The New York Stock Exchange's roots go back to 1792, when a group of traders met under a buttonwood tree near Wall Street to create America's first-ever exchange; 214 years later, the founders would hardly recognize what their idea has evolved into. The exchange went public in March 2006 via a merger with Archipelago, in the process changing its name to NYSE Group and gaining electronic trading capability as well as a stock option exchange. In May 2006 the firm announced another merger, this time with Euronext, a multicountry European exchange that trades financial future contracts as well as stocks. We view it as very likely that the deal closes in early 2007.

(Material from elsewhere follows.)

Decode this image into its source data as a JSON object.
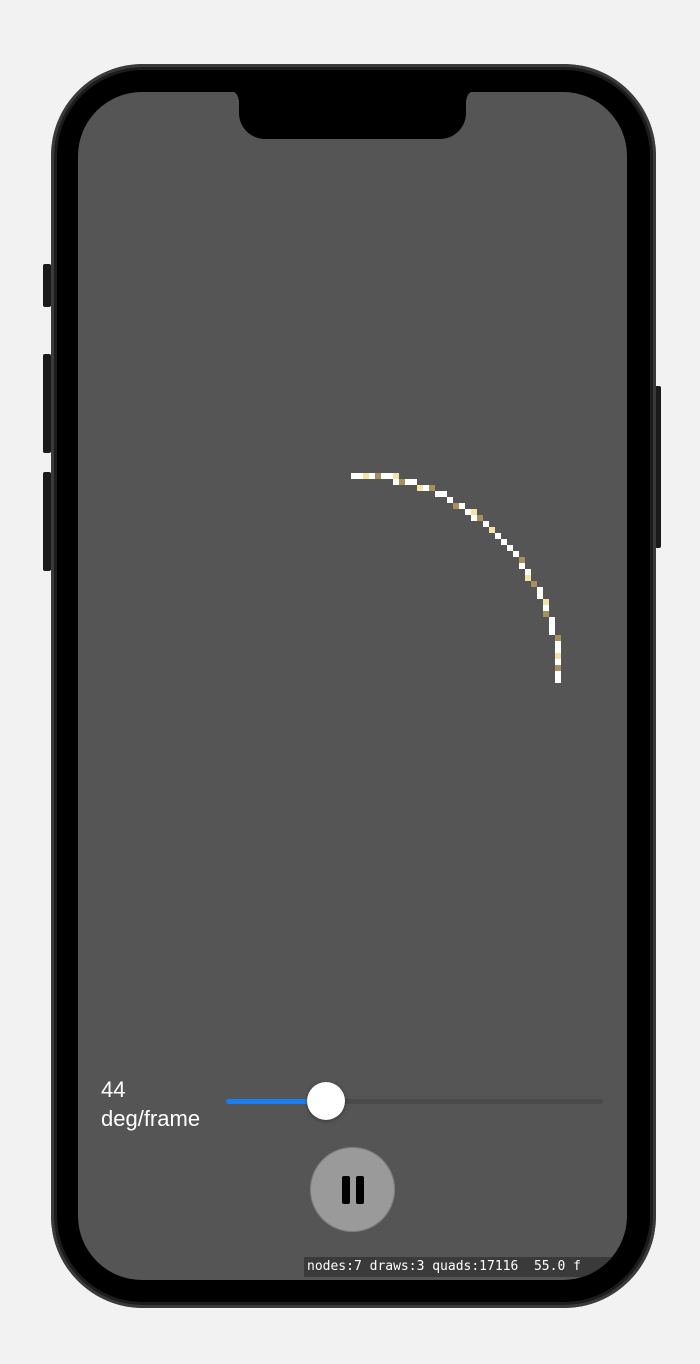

NYSE's recent changes highlight the upside potential of its business. By consolidating, the firm is taking advantage of the operating leverage inherent in its business model, especially as it shifts from floor-based trading to more scalable electronic platforms. Diversifying revenue streams reduces the firm's dependence on any one market and offers new trading opportunities, while adding a futures exchange benefits from the more monopolylike characteristics of that business. Lastly, by expanding internationally, NYSE is expanding its market in terms of both traders and trading hours.

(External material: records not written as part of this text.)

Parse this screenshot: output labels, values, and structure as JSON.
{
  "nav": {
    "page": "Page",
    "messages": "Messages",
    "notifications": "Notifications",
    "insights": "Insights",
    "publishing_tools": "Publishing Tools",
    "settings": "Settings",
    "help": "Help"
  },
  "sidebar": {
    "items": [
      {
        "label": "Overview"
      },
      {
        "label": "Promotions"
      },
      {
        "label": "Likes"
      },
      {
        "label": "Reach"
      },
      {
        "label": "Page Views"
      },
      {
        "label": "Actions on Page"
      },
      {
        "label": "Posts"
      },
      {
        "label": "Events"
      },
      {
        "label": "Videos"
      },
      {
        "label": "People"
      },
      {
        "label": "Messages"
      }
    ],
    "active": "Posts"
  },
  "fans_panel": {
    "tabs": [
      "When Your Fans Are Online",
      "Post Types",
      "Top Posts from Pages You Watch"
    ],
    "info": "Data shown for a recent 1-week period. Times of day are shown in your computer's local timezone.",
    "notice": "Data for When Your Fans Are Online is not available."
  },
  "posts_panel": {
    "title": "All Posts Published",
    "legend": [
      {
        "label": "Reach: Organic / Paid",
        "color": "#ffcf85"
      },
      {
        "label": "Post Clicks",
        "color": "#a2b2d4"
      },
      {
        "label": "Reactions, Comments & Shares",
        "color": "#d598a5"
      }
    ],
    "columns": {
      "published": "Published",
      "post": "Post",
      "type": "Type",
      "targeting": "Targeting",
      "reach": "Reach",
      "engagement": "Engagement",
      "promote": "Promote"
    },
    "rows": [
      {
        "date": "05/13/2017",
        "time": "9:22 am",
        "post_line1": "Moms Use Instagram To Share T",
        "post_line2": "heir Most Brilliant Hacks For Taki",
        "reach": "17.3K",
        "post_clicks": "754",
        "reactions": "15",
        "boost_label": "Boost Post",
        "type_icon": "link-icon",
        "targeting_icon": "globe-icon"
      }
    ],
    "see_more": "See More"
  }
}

Electronic trading represents a threat as well as an opportunity because it increases the portability of liquidity away from the listing exchange. We still believe NYSE's existing liquidity pools provide the firm's stock exchange business with a narrow moat. However, in addition to existing competition from regional stock exchanges and electronic communication networks, several option exchanges and investment banks have begun competing as well. Off-exchange trading venues also pose an increasing challenge, and we expect that NYSE will ultimately lose some share in the stock exchange business. Nevertheless, strong trading demand combined with the firm's diversification and wide moats around its listing and futures businesses bode well.
Valuation
We are raising our fair value estimate for NYSE Group to $128 per share from $65. This increase reflects the benefits of the Archipelago merger, the expected benefits of the Euronext merger, and cash-flow accruals since our last report. As a result of the two transactions, we estimate NYSE's revenue will grow at an average rate of 32% over the next five years. We believe we have been somewhat conservative in our assumptions for NYSE Group and Euronext as separate entities; the combination of the two firms should stimulate additional trading demand. In addition, with an expected $100 million of steady-state cost synergies from the Archipelago merger and another $275 million from the Euronext merger, the combined NYSE Euronext should reach operating margins near 50% by 2010. We are skeptical about the firm's bond exchange generating meaningful volume, but improvement in that business provides upside potential. We use an 11% cost of equity assumption.